Thursday, July 05, 2007

"Libby Motion" For Convicted Terrorist Bankroller

President Bush's pardon of Scooter Libby was, at one level, an end-run around controversial federal sentencing guidelines. Defense lawyers, being who they are, didn't take long to recognize an opening -- and it looks like the first time it's tried will bring even more irony to the already irony-clad Libby case:
The New York Sun reports this morning that an alleged Hamas operative is likely to be among the first criminal defendants to try to capitalize on President Bush’s commutation. Mohammed Salah, 57, is scheduled to be sentenced by a federal judge in Chicago next week on one count of obstruction of justice. Prosecutors are seeking 22 years under the federal sentencing guidelines.

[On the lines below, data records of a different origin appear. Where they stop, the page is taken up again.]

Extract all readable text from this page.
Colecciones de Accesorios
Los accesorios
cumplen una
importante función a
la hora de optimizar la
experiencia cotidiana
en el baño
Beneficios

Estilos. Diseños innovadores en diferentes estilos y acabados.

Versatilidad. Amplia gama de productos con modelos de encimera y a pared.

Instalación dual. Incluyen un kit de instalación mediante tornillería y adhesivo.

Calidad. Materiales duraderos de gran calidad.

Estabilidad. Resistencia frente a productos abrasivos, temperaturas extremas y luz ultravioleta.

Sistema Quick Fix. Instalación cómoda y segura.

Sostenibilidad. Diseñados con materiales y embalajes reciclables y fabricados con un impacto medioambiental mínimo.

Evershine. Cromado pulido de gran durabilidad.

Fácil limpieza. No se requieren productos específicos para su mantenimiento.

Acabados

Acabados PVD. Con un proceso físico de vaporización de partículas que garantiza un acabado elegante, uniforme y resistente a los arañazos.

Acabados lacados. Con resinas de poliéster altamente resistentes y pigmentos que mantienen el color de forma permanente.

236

Said Salah’s lawyer Michael Deutsch, who’s seeking a sentence of probation: “What the president said about Mr. Libby applies in spades to the case of Mohammed Salah.We’ll definitely be bringing it up to the judge. It’s going to be a real test, a first early test of whether we’re a nation of laws or a nation of men.” (WSJ Law Blog)
I fail to see anything in Salah's case about dedicated service to the U.S. government; instead I see a man who gave money to Hamas. I don't think Salah deserves 22 years, but that's more a comment on the problems with the federal sentencing guidelines than it is about Salah's case.

It would be a shame to use Libby to get probation for a funder of a terrorist organization. The courts need to give better direction on the guidelines or overturn them so we can start over -- if they don't, we'll see a slew of very bad "Libby motions."